L’Ebitda – ovvero gli utili prima degli interessi, delle imposte, del deprezzamento e degli ammortamenti – è sceso del 10% a 1,143 miliardi, per un margine del 33% (33,7% nel 2019), mentre l’utile operativo, pari a 716 milioni, ha subito un calo del 22%. Cifre comunque migliori di quelle che si attendevano i vertici dell’azienda.

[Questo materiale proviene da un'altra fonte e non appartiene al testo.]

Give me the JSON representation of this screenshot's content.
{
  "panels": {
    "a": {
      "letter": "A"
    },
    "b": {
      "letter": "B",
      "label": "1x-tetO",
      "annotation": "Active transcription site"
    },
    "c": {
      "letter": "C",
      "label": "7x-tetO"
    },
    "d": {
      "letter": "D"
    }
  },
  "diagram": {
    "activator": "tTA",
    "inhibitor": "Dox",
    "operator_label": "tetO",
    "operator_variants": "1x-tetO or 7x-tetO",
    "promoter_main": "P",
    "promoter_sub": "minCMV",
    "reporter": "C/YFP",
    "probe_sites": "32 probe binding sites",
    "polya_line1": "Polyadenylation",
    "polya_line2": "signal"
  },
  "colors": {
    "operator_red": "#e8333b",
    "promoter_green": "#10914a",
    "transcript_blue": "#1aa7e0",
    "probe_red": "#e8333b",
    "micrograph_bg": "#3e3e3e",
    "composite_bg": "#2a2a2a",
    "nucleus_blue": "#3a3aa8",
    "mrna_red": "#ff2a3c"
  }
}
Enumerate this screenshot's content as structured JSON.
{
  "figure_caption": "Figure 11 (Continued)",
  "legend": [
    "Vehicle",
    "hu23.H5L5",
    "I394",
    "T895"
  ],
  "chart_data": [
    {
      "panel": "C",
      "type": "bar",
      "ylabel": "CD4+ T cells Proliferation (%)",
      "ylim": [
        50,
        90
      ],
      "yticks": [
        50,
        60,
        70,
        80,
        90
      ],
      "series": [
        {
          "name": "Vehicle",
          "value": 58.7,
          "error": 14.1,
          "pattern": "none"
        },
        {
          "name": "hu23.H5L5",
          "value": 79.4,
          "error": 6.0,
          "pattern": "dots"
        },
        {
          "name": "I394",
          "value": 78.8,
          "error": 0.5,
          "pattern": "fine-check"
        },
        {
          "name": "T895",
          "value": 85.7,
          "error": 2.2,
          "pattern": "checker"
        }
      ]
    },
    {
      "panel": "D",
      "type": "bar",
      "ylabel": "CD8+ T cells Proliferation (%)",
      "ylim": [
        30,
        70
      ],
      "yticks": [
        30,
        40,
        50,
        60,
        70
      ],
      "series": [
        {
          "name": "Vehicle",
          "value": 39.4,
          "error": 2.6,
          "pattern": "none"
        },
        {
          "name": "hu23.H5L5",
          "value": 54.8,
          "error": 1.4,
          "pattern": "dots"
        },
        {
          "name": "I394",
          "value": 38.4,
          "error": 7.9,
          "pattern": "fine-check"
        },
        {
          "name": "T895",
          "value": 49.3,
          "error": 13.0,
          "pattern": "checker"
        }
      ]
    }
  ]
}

“Nonostante le sfide della pandemia, abbiamo svelato tre nuovi modelli nel 2020, la Portofino M, la SF90 Spider e l’auto da pista in edizione limitata 488 GT Modificata, che arriverà sul mercato nel 2021 e sono felice di annunciare che il nostro portafoglio sarà ulteriormente arricchito da tre nuovi modelli quest’anno”, ha detto il direttore finanziario Antonio Picca Piccon.

Non solo: nel primo semestre del 2022 sarà presentato il nuovo piano industriale e saranno divulgate le informazioni sulla futura gamma elettrificata (ovvero con tecnologia ibrida) della Ferrari. Per la prima vettura 100% elettrica, invece, c’è ancora tempo: “In un decennio vedremo una Ferrari full electric, vogliamo vederla”, ha confermato il presidente John Elkann che, però, a un orizzonte più vicino vede il nuovo suv, in arrivo il prossimo anno e destinato ad aprire le porte di Maranello a una clientela inedita, a scrivere un nuovo capitolo nella storia del costruttore e che varrà nuove e inesplorate opportunità commerciali.

Rimane un nodo da sciogliere: “Oggi alla Ferrari, dopo l’uscita di Louis Camilleri, cercano un amministratore delegato. Cioè, la testa di un’azienda che vive di riflettori e di borsa”, spiega Francesco Paternò, vice direttore dell’Automobile. John Elkann mantiene l’interim di ad ed è anche presidente del neonato gruppo Stellantis, “Ma non si può tenere il piede in due volanti senza rischiare di fare danni. Quando ha detto che prenderà altro ‘tempo necessario’ per ‘trovare il migliore ad possibile’ la borsa non ha gradito. I mercati non sopportano le incertezze di governance. Al Quirinale direbbero che alla Ferrari servirebbe un Draghi”, chiosa Paternò.